Enver Paşa ile birlikte; Tobruk, Derne, Bingazi çöllerinde savaşır. Askerler aç ve susuzdur. Su bulamadıkları zaman, deve kesip, devenin hörgücündeki suyu içtikleri çok olmuştur. İtalyanların erzak depolarını basıp, asker için erzak çalarlar. Gece karanlığında görünmemek için çırılçıplak soyunup, baskınlarını öyle yaparlar. O baskınlar sırasında kaç İtalyan öldürdüğünü kendisi de bilmezdi. Yakaladıkları İtalyan’ları ensesinden kesip, sonra da yaktıklarını anlatırdı. “İnsan öldürmenin en kolay yolu, ensesinden kesmektir” derdi. İtalyanlar kendisini gıyabında 7 kez idama mahkum eder, ama onu yakalayamazlar.

Hidiv Sarayı’nın bando sanatçısı, ince ruhlu müzik adamı, amansız bir çete reisi olup çıkmıştır.

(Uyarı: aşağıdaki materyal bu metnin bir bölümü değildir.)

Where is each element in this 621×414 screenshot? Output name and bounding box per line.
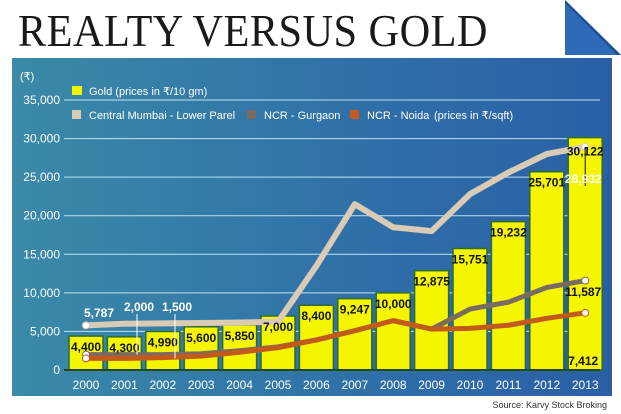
corner-fold-decoration [565,0,621,55]
bar-value-label: 25,701 [528,176,565,190]
line-ncr-noida [83,310,588,361]
bar-value-label: 15,751 [452,252,489,266]
x-tick-label: 2011 [495,378,521,392]
bar-gold-2012 [529,170,565,371]
legend-swatch [72,110,81,119]
line-endpoint-marker [581,308,590,317]
x-tick-label: 2013 [572,378,599,392]
y-tick-label: 5,000 [30,324,60,338]
source-note: Source: Karvy Stock Broking [492,400,607,410]
legend-swatch-gold [72,86,82,95]
x-tick-label: 2001 [111,378,138,392]
y-tick-label: 30,000 [23,132,60,146]
y-tick-label: 35,000 [23,93,60,107]
bar-value-label: 12,875 [413,275,450,289]
bar-value-label: 4,300 [109,341,139,355]
x-tick-label: 2005 [265,378,292,392]
bar-value-label: 9,247 [340,303,370,317]
x-tick-label: 2010 [457,378,484,392]
chart-title: REALTY VERSUS GOLD [18,5,488,56]
y-tick-label: 10,000 [23,286,60,300]
x-tick-label: 2000 [73,378,100,392]
x-tick-label: 2002 [149,378,176,392]
bar-gold-2002 [145,330,181,371]
bar-value-label: 8,400 [301,309,331,323]
x-tick-label: 2003 [188,378,215,392]
bar-value-label: 4,990 [148,336,178,350]
legend-label: Central Mumbai - Lower Parel [89,110,235,122]
bar-value-label: 7,000 [263,320,293,334]
y-tick-label: 0 [53,363,60,377]
x-tick-label: 2006 [303,378,330,392]
bar-value-label: 5,600 [186,331,216,345]
annotation-label: 11,587 [565,285,601,299]
x-tick-label: 2004 [226,378,253,392]
bar-value-label: 19,232 [490,226,527,240]
annotation-label: 7,412 [568,354,598,368]
bar-gold-2003 [183,326,219,371]
line-endpoint-marker [581,276,590,285]
annotation-label: 28,932 [565,172,602,186]
y-tick-label: 15,000 [23,247,60,261]
line-central-mumbai-lower-parel [83,143,589,329]
legend-label-gold: Gold (prices in ₹/10 gm) [89,86,207,98]
legend-label: NCR - Gurgaon [264,110,340,122]
annotation-label: 2,000 [124,300,154,314]
bar-value-label: 5,850 [225,329,255,343]
y-axis-label: (₹) [20,71,34,83]
y-tick-label: 20,000 [23,209,60,223]
y-tick-label: 25,000 [23,170,60,184]
x-tick-label: 2009 [418,378,445,392]
line-endpoint-marker [82,321,90,330]
legend-note: (prices in ₹/sqft) [434,110,513,122]
bar-value-label: 10,000 [375,297,412,311]
bar-value-label: 4,400 [71,340,101,354]
bar-gold-2009 [413,269,450,371]
legend-swatch [350,110,359,119]
legend-swatch [247,110,256,119]
line-endpoint-marker [82,354,90,363]
x-tick-label: 2012 [533,378,560,392]
annotation-label: 1,500 [162,300,192,314]
bar-gold-2008 [375,292,411,371]
legend-label: NCR - Noida [367,110,430,122]
annotation-label: 5,787 [84,306,114,320]
x-tick-label: 2008 [380,378,407,392]
x-tick-label: 2007 [341,378,368,392]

Bu arada Enver Paşa’yı çok severdi. Hatta bir gün çadırda sohbet ederlerken, Paşa “Beni gerçekten sever misin Giritli?” diye sorar. O da “çok severim Paşam” der. Paşa “Nereden anlayacağım sevdiğini” diye sorunca A.Cemalettin : “Bir oğlum olursa, adını Enver koyacağım” diye cevap verir. Bu söz üzerine Enver Paşa, “Ohooo, sen bu deli kafayla, bu savaştan sağ çıkacaksın, evleneceksin, oğlun olacak ve adını Enver koyacaksın, öyle mi? Hadi canım sen de” diye güler. Ama aradan yıllar geçer, A.Cemalettin İstanbul’da evlenir, bir oğlu olur ve adını Enver koyar. O sıralar Enver Paşa, Harbiye Nazırı (Genel Kurmay Başkanı) dır. Enver’i alıp, paşa’nın makamına gider. “İşte Paşam” der. “Oğlum Enver!” Paşa çok duygulanır ve bebeğe bir beşi bir yerde takar. Ama A.Cemalettin bir daha Paşa’ya görünmez. O siyaset için değil, vatanı için savaşmıştır. Savaş bittikten sonra da hiçbir makam, maaş veya madalya istememiştir. Ölene kadar sürdüğü mütevazı yaşamını sadece müzik ile kazanır. Savaşçı ruhunu ise 75 yaşına kadar sürdürdüğü av tutkusu ile tatmin eder.

Evliliği

Ahmet Cemalettin İstanbul’a döndükten sonra , o zamanın eğlence merkezi olan Direklerarası’nda müzisyen olarak çalışmaya başlar. Zayıf, uzun boylu, derin bakışlı masmavi gözleri olan yakışıklı bir delikanlıdır. Zamanın ünlü kantocularının çoğu kendisine aşıktır. Hatta bir tanesi birlikte yaşamayı teklif eder, ama o sarayda geçen yıllarında lükse doymuştur ve kabul etmez. Bir gece, tiyatro seyircileri arasında gördüğü bir kıza tutulur. Kız, orkestra arkadaşı Nazmi Bey’in mahallesinden Öjeni isimli bir Yahudi kızıdır. Nazmi ile kıza haber yollar ve Müslüman olursa, kendisiyle evlenmek istediğini söyler. Öjeni kabul eder. Birlikte Şeyhülislam’a giderler, Öjeni Müslüman olur ve Nimet adını alır.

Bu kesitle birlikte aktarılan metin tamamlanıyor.